Why remote work means more surveillance – and less freedom

| July 26, 2021

Employee surveillance software is the new future to help manage the post COVID remote office, according to workplace consultant, Maureen Kyne of Maureen Kyne & Associates.

There is a strong business case for time tracking software and staff surveillance as more employees opt to work from home.

The rise in home working has seen a growth in workplace surveillance and more companies are relying on the technology to help manage employees without ‘line of sight’.

However companies must strike the correct balance between respecting the personal information of staff members and the employers’ right to monitor, particularly now the line between work and home is blurred.

Remote work and hybrid offices have presented workers with many freedoms – but it is more complex than simply working from a laptop.

COVID has turned the workplace upside down so employers want to understand how people work, when they’re most productive, and how their diary and workload looks in a remote or hybrid environment.

To maintain the trust of the workforce, managers need to work with employees and explain the motive for its use and that it is not a finger pointing exercise.

It makes smart business sense; it gives you accuracy, a better understanding of productivity and performance and it is helping companies anticipate changing roles and expectations in the post COVID environment.

I think you have to put a lot of trust in someone that is working remotely because the boss may have no idea what employees are doing all day.

What employers can’t do is install monitoring software without advising employees they’re doing so and getting their written consent.

Employee digital monitoring and how to introduce it responsibly to your workplace:

  • Remote work creates new expectations: Just as the office provided a level of assurance that employees were doing their job well, digital monitoring tools help managers ensure employee efficiencies and performance expectations are met.
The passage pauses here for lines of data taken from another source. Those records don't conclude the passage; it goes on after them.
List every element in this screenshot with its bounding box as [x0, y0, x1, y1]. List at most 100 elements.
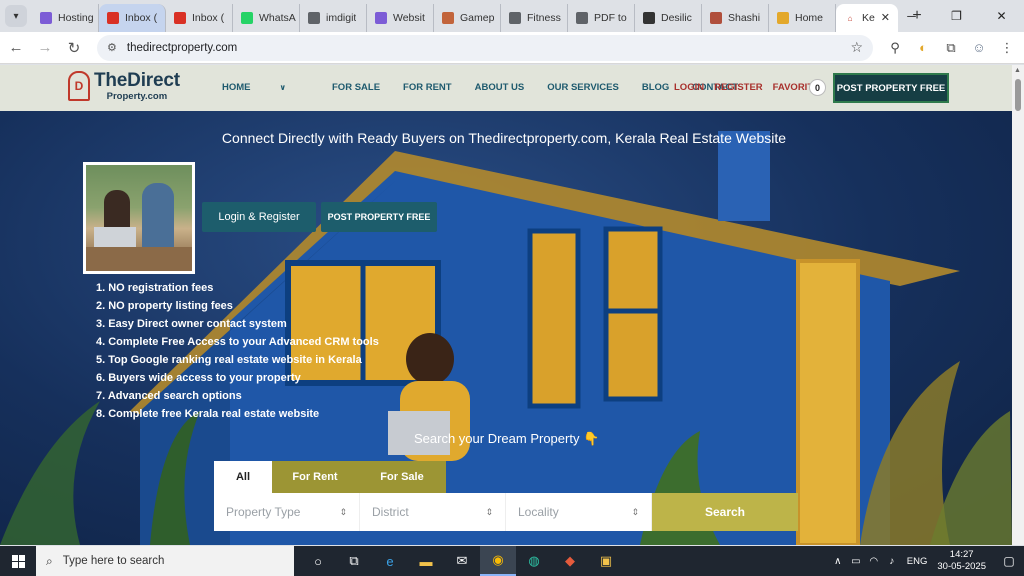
minimize-button[interactable]: ─ [889, 0, 934, 32]
feature-item: 1. NO registration fees [96, 282, 214, 294]
tab-label: Inbox ( [125, 12, 158, 24]
property-search-form: Property Type ⇕ District ⇕ Locality ⇕ Searc… [214, 493, 798, 531]
puzzle-icon[interactable]: ⧉ [937, 34, 965, 62]
chevron-up-icon[interactable]: ∧ [829, 556, 847, 567]
clock[interactable]: 14:27 30-05-2025 [937, 549, 986, 573]
windows-taskbar: ⌕ Type here to search ○ ⧉ e ▬ ✉ ◉ ◍ ◆ ▣ … [0, 546, 1024, 576]
browser-tab[interactable]: PDF to [568, 4, 635, 32]
nav-blog[interactable]: BLOG [642, 82, 669, 93]
browser-tab[interactable]: Inbox ( [99, 4, 166, 32]
sort-arrows-icon: ⇕ [485, 506, 493, 517]
feature-item: 6. Buyers wide access to your property [96, 372, 301, 384]
tab-label: Websit [393, 12, 425, 24]
feature-list: 1. NO registration fees 2. NO property l… [96, 279, 379, 423]
post-property-button[interactable]: POST PROPERTY FREE [833, 73, 949, 103]
globe-icon [509, 12, 521, 24]
browser-tab[interactable]: Gamep [434, 4, 501, 32]
login-link[interactable]: LOGIN [674, 82, 704, 93]
nav-about-us[interactable]: ABOUT US [475, 82, 525, 93]
profile-avatar[interactable]: ☺ [965, 34, 993, 62]
login-register-button[interactable]: Login & Register [202, 202, 316, 232]
browser-tab[interactable]: Shashi [702, 4, 769, 32]
house-logo-icon: D [68, 71, 90, 102]
page-scrollbar[interactable]: ▲ [1012, 65, 1024, 545]
taskbar-apps: ○ ⧉ e ▬ ✉ ◉ ◍ ◆ ▣ [300, 546, 624, 576]
file-explorer-icon[interactable]: ▬ [408, 546, 444, 576]
hero-tagline: Connect Directly with Ready Buyers on Th… [221, 130, 787, 146]
tab-strip: ▾ Hosting Inbox (Inbox (WhatsA imdigit Webs… [0, 0, 1024, 32]
web-page: D TheDirect Property.com HOME ∨ FOR SALE … [0, 65, 1012, 545]
feature-item: 5. Top Google ranking real estate websit… [96, 354, 362, 366]
cortana-icon[interactable]: ○ [300, 546, 336, 576]
chrome-icon[interactable]: ◉ [480, 546, 516, 576]
tab-for-rent[interactable]: For Rent [272, 461, 358, 493]
gmail-icon [107, 12, 119, 24]
tab-label: Hosting [58, 12, 94, 24]
task-view-icon[interactable]: ⧉ [336, 546, 372, 576]
taskbar-search[interactable]: ⌕ Type here to search [36, 546, 294, 576]
clock-time: 14:27 [949, 549, 974, 560]
scroll-up-icon[interactable]: ▲ [1014, 67, 1021, 74]
forward-button[interactable]: → [32, 35, 58, 61]
nav-our-services[interactable]: OUR SERVICES [547, 82, 619, 93]
mail-icon[interactable]: ✉ [444, 546, 480, 576]
search-icon: ⌕ [46, 553, 53, 568]
address-bar[interactable]: ⚙ thedirectproperty.com ☆ [97, 34, 873, 61]
clock-date: 30-05-2025 [937, 561, 986, 572]
close-window-button[interactable]: ✕ [979, 0, 1024, 32]
browser-tab[interactable]: imdigit [300, 4, 367, 32]
feature-item: 3. Easy Direct owner contact system [96, 318, 287, 330]
volume-icon[interactable]: ♪ [883, 556, 901, 567]
app-teal-icon[interactable]: ◍ [516, 546, 552, 576]
reload-icon: ↻ [67, 39, 81, 57]
browser-tab[interactable]: Desilic [635, 4, 702, 32]
location-pin-icon[interactable]: ⚲ [881, 34, 909, 62]
sort-arrows-icon: ⇕ [631, 506, 639, 517]
nav-for-sale[interactable]: FOR SALE [332, 82, 380, 93]
nav-home[interactable]: HOME ∨ [222, 82, 309, 93]
browser-tab[interactable]: Websit [367, 4, 434, 32]
tab-label: Gamep [460, 12, 495, 24]
tab-all[interactable]: All [214, 461, 272, 493]
house-favicon-icon: ⌂ [844, 12, 856, 24]
extension-logo-icon[interactable]: ◐ [909, 34, 937, 62]
site-logo[interactable]: D TheDirect Property.com [68, 71, 180, 102]
store-icon[interactable]: ▣ [588, 546, 624, 576]
district-select[interactable]: District ⇕ [360, 493, 506, 531]
browser-tab[interactable]: Hosting [32, 4, 99, 32]
app-color-icon[interactable]: ◆ [552, 546, 588, 576]
restore-button[interactable]: ❐ [934, 0, 979, 32]
edge-icon[interactable]: e [372, 546, 408, 576]
browser-tab[interactable]: Fitness [501, 4, 568, 32]
register-link[interactable]: REGISTER [714, 82, 763, 93]
wifi-icon[interactable]: ◠ [865, 556, 883, 567]
m-logo-icon [40, 12, 52, 24]
favorites-count-badge: 0 [809, 79, 826, 96]
locality-select[interactable]: Locality ⇕ [506, 493, 652, 531]
property-type-select[interactable]: Property Type ⇕ [214, 493, 360, 531]
menu-kebab-icon[interactable]: ⋮ [993, 34, 1021, 62]
globe-icon [308, 12, 320, 24]
url-text: thedirectproperty.com [126, 41, 238, 54]
nav-for-rent[interactable]: FOR RENT [403, 82, 452, 93]
back-button[interactable]: ← [3, 35, 29, 61]
hero-post-property-button[interactable]: POST PROPERTY FREE [321, 202, 437, 232]
hero-section: Connect Directly with Ready Buyers on Th… [0, 111, 1012, 545]
reload-button[interactable]: ↻ [61, 35, 87, 61]
site-info-icon[interactable]: ⚙ [107, 41, 117, 54]
language-indicator[interactable]: ENG [907, 556, 928, 567]
system-tray: ∧ ▭ ◠ ♪ ENG 14:27 30-05-2025 ▢ [829, 546, 1024, 576]
bookmark-star-icon[interactable]: ☆ [850, 39, 863, 56]
browser-tab[interactable]: WhatsA [233, 4, 300, 32]
battery-icon[interactable]: ▭ [847, 556, 865, 567]
search-button[interactable]: Search [652, 493, 798, 531]
start-button[interactable] [0, 546, 36, 576]
scrollbar-thumb[interactable] [1015, 79, 1021, 111]
browser-tab[interactable]: Inbox ( [166, 4, 233, 32]
taskbar-search-placeholder: Type here to search [62, 555, 165, 567]
notification-icon[interactable]: ▢ [994, 554, 1024, 568]
tab-search-button[interactable]: ▾ [5, 5, 27, 27]
tab-for-sale[interactable]: For Sale [358, 461, 446, 493]
sort-arrows-icon: ⇕ [339, 506, 347, 517]
browser-tab[interactable]: Home [769, 4, 836, 32]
Ms Kyne says if the current trend towork from home continues, tracking technology will become the norm and ultimately take the place of a manager’s eyes.
  • New office means new roles: Information provided from the technology can identify strengths and weaknesses in teams, identify productivity levels, determine new roles, redefine leadership roles and give managers a visibility over their remote workforce so they can offer regular feedback.
  • Client accountability:When COVID upended workers and forced them to work from home, it also demands greater client accountability. Clients want assurances their needs are being met remotely.Monitoring technology allows for billable hours, time management and project status to be tracked to justify contracts and assure the same level of customer service and sales exists and it will continue to be delivered.
  • Clear communications and transparency: Companies need to clarify the new workplace rules and ensure workers understand why and how they are being monitored. A clear workplace surveillance policy setting out rules for use of email, chat, social platforms, Internet use and using company property will remind employees they are still subject to the company’s workplace policies.
  • Surveillance agreement: Have a clearly defined electronic surveillance policy in place and obtain written employee consent. Ensure all workers are aware of the monitoring techniques being used and they understand their responsibilities in the remote workplace. Explain the information and material from surveillance is for employment purposes only and will not be sold or used by a third party.

Before the pandemic, many companies didn’t believe that remote work was a viable concept – but the problem was never about getting the work done.

The problem lies in how to keep employees engaged to work in the remote environment and their ability to deliver and be productive outside of the traditional office environment.

Monitoring software will become a company’s best friend as managers try and predictwhat types of activities are associated with higher productivity, effectiveness of teams, what time of day employees are more productive, what kind of breaks might help staff become more productive and engaged.

Just as employees have adjusted to their emails being monitored, search engines being tracked and mandatory drug and alcohol tests, surveillance technology will become the norm to ensure employee efficiencies and performance expectations are met.